📊

Statistics Overview and Key Concepts

Sep 7, 2025

Types of Data

  • Data is divided into categorical and numerical types.
  • Categorical data: Nominal (no order, e.g., team names) and ordinal (ordered, e.g., player positions).
  • Numerical data: Discrete (countable, e.g., missed free throws) and continuous (measurable, e.g., height).
  • Proportions summarize nominal data into numerical form (e.g., 3-point shooting percentage).

Probability Distributions

  • A probability distribution shows how values of a variable are spread across all possible outcomes.
  • Common distributions: Normal (bell curve), uniform (equal probability), bimodal (two peaks), skewed (long tail).
  • Most real-world data (like NBA heights) follow a normal distribution.

Sampling and Estimation

  • A sample is a subset of data from a larger population.
  • Sample statistics (like sample mean or proportion) estimate population parameters (unknown true values like long-term shooting percentage).
  • Larger sample sizes yield more precise (less variable) estimates.
  • Confidence intervals indicate the range where the true parameter likely lies (e.g., 95% confidence interval).

Parameters and Statistics

  • Population parameters use Greek symbols: μ (mean), σ (standard deviation), π or θ (proportion), ρ (correlation), β (regression slope).
  • Sample statistics use Roman letters: x̄ (mean), s (standard deviation), p (proportion), r (correlation), b (slope).

Hypothesis Testing

  • Hypothesis tests assess evidence for or against a claim about a population parameter.
  • Null hypothesis (H₀): default assumption (e.g., θ ≤ 0.5).
  • Alternate hypothesis (H₁): what you seek evidence for (e.g., θ > 0.5).
  • The result is either to “reject” or “not reject” the null hypothesis—never to “prove” or “accept” anything.
  • The level of significance (often 0.05) defines the rejection region (when evidence is strong enough to reject H₀).

P-Values

  • P-value measures how extreme the observed sample is under the null hypothesis.
  • If p-value < significance level (e.g., < 0.05), reject the null hypothesis.
  • Small p-value = strong evidence against H₀; large p-value = weak evidence.

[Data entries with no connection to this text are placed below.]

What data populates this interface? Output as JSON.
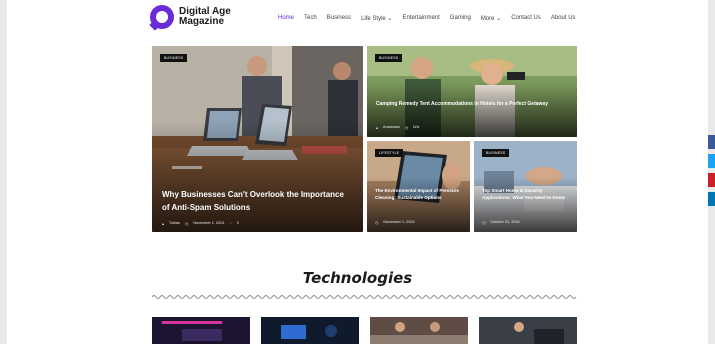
{
  "brand": {
    "line1": "Digital Age",
    "line2": "Magazine",
    "accent": "#6a2bd9"
  },
  "nav": {
    "items": [
      "Home",
      "Tech",
      "Business",
      "Life Style ⌄",
      "Entertainment",
      "Gaming",
      "More ⌄",
      "Contact Us",
      "About Us"
    ],
    "active_index": 0
  },
  "featured": [
    {
      "badge": "BUSINESS",
      "title": "Why Businesses Can't Overlook the Importance of Anti-Spam Solutions",
      "author": "Tobias",
      "date": "November 1, 2024",
      "comments": "0"
    },
    {
      "badge": "BUSINESS",
      "title": "Camping Remedy Tent Accommodations in Hotels for a Perfect Getaway",
      "author": "Anastasia",
      "date": "N/A"
    },
    {
      "badge": "LIFESTYLE",
      "title": "The Environmental Impact of Pressure Cleaning: Sustainable Options",
      "date": "November 1, 2024"
    },
    {
      "badge": "BUSINESS",
      "title": "Top Smart Home & Security Applications: What You Need to Know",
      "date": "October 31, 2024"
    }
  ],
  "section": {
    "title": "Technologies"
  },
  "social": [
    {
      "name": "facebook",
      "color": "#3b5998"
    },
    {
      "name": "twitter",
      "color": "#1da1f2"
    },
    {
      "name": "pinterest",
      "color": "#cb2027"
    },
    {
      "name": "linkedin",
      "color": "#0077b5"
    }
  ]
}
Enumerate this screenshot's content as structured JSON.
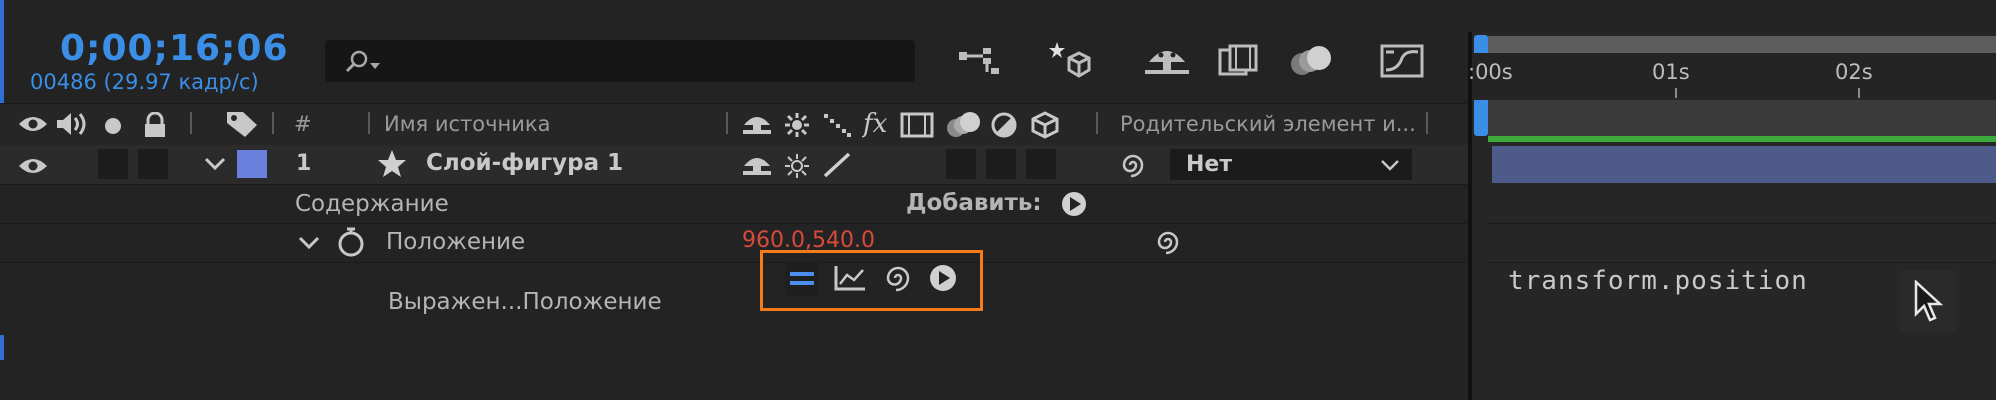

P-Hacking and Research Validity

  • P-hacking: testing many hypotheses and only reporting those with p < 0.05, inflating false-positive findings.
  • Proper research tests predefined hypotheses; improper research looks for any significant finding post hoc.
  • Multiple testing increases the chance of finding a false “significant” result.

Key Terms & Definitions

  • Categorical Data — data sorted into groups or categories.
  • Numerical Data — data measured as numbers, either discrete or continuous.
  • Proportion — a summary metric showing the fraction of occurrences.
  • Population Parameter — an unknown, fixed value describing the whole population.
  • Sample Statistic — a value calculated from a sample used to estimate a parameter.
  • Hypothesis Test — a procedure to evaluate evidence about a population.
  • Null Hypothesis (H₀) — the assumption that there is no effect or difference.
  • Alternate Hypothesis (H₁) — what we seek evidence for in a test.
  • P-Value — the probability of observing the sample statistic if the null hypothesis is true.
  • Confidence Interval — the range where a parameter likely lies, given the data.
  • P-Hacking — misuse of statistical testing by multiple unplanned comparisons.

Action Items / Next Steps

  • Review the definitions of data types, parameters, and hypothesis test procedures.
  • Consider further readings or videos on the normal distribution, regression, and standard deviation for deeper understanding.
  • Be aware of p-hacking and the importance of predefining hypotheses in research.